Clemens Schömann-Finck: Ja, das ist in der Tat etwas verwirrend und die Frage taucht oft unter den Videos auf. Dann steht in den Kommentaren: »Wer ist eigentlich dieser René?« Und dann versuche ich immer zu erklären, dass »René will Rendite« nur der Name des Kanals ist. Als ich den Kanal vor vier Jahren startete, war ich einfach auf der Suche nach einem prägnanten Namen, der deutlich macht, worum es geht. Und »Clemens will Rendite« klang nicht so gut.
Auf eurem Kanal unterhaltet ihr euch mit Experten über die Lage an den Börsen, Anlagestrategien und auch die wirtschaftliche Entwicklung.
Genau. Wir wollen jedem Anleger und jeder Anlegerin helfen, die Märkte und was dort gerade passiert, besser zu verstehen. Und natürlich sollen unsere Zuschauer und Zuschauerinnen durch die Tipps und Analysen der Experten Inspirationen für ihre Anlagestrategie bekommen, um bessere Entscheidungen für ihr Geld treffen zu können – egal, ob sie sich für Einzelaktien, Fonds oder ETFs interessieren.

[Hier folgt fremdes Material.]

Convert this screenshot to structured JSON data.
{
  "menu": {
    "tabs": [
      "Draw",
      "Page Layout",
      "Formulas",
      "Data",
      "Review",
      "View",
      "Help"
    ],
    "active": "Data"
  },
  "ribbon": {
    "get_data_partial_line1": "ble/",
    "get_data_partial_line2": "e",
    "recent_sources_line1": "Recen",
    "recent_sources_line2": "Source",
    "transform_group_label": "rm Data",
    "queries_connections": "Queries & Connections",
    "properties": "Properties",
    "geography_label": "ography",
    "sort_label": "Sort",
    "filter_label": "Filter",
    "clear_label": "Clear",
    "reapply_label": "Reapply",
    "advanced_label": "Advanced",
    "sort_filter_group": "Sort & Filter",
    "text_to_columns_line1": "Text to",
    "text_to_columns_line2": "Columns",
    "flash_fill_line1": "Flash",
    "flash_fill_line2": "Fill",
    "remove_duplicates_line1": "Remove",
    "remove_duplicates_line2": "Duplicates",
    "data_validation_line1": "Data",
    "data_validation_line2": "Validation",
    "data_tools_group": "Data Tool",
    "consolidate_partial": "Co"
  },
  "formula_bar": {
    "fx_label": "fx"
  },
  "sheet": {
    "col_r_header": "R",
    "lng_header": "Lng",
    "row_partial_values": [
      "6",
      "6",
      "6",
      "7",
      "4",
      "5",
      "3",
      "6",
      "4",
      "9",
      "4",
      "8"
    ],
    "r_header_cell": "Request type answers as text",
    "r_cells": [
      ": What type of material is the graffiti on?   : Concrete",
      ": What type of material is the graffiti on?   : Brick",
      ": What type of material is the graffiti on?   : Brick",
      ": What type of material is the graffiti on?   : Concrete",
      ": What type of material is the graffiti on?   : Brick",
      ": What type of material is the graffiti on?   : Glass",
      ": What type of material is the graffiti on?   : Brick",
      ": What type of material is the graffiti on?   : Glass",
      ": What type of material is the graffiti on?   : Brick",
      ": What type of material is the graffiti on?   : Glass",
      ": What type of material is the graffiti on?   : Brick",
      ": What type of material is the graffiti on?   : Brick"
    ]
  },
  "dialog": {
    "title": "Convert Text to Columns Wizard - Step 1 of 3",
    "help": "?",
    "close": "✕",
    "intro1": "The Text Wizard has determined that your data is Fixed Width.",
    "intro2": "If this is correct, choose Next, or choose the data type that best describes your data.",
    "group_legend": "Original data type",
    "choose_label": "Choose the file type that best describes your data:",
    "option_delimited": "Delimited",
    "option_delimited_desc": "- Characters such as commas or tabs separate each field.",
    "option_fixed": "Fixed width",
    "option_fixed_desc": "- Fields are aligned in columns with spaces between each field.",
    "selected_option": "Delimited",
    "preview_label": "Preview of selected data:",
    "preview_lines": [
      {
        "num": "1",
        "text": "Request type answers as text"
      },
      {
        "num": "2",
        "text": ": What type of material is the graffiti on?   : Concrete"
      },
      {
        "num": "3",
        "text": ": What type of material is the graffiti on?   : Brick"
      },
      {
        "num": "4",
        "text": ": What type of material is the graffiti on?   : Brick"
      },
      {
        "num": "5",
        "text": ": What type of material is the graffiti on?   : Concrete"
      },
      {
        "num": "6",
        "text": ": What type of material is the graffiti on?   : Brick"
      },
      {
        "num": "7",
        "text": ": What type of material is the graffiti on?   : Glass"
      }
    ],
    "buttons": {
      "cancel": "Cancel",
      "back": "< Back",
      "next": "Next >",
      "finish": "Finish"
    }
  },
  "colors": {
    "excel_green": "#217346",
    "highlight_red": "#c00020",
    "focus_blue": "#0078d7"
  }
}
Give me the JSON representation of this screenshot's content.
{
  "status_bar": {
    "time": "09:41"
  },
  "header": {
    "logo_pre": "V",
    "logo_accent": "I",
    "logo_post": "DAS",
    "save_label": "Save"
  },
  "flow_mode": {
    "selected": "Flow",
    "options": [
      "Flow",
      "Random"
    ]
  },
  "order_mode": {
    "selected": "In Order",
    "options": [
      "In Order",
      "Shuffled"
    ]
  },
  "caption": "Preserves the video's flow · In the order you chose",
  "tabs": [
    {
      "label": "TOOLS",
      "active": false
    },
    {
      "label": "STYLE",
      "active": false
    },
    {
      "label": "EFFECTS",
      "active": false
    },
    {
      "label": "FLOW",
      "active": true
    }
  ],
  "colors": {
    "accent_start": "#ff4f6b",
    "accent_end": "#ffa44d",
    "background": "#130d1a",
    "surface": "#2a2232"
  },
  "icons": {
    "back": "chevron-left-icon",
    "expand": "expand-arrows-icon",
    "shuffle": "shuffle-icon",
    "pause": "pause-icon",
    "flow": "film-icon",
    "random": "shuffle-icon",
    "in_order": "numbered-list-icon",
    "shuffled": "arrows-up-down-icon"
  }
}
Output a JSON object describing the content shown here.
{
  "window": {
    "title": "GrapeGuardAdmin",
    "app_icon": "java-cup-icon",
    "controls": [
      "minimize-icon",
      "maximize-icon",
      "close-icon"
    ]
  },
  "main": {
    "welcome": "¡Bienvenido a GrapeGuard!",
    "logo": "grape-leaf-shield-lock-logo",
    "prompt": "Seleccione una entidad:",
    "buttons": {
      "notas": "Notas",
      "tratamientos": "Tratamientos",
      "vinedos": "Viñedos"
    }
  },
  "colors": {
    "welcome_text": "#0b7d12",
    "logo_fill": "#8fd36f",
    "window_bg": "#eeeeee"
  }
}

Du bist ja eher der klassische ETF-Anleger, wie du immer wieder erzählst. Ist das nicht ein bisschen langweilig?
Ja, das stimmt. Ich investiere vor allem in breit gestreute ETFs. Mein Geld fließt hauptsächlich in den MSCI All Country World Index, den MSCI World Small Caps und in einen Asien-ETF. Ich bin bei meiner Strategie sehr geprägt vom Konzept der Welt-AG und versuche, über eine möglichst große Zahl von Unternehmen praktisch die Weltwirtschaft in mein Depot zu holen. Denn die Weltwirtschaft kann nicht pleitegehen, wie Gerd Kommer einmal bei mir im Interview sagte.
Natürlich gibt es Krisen, aber auch die gehen vorbei. Denn die Weltwirtschaft passt sich stetig an neue Situationen an. Ich weiß natürlich nicht, wie sie genau nach einer Krise aussehen wird und welche Firmen oder gar Branchen dann verschwunden sein werden. Aber ich weiß, dass ich immer die Überlebenden in meinem Depot haben werde, weil die ETFs ja diese Veränderungen mitmachen und in den Indizes die schwachen gegen neue, starke Unternehmen ausgetauscht werden.
Die große Rendite fährst du damit nicht ein.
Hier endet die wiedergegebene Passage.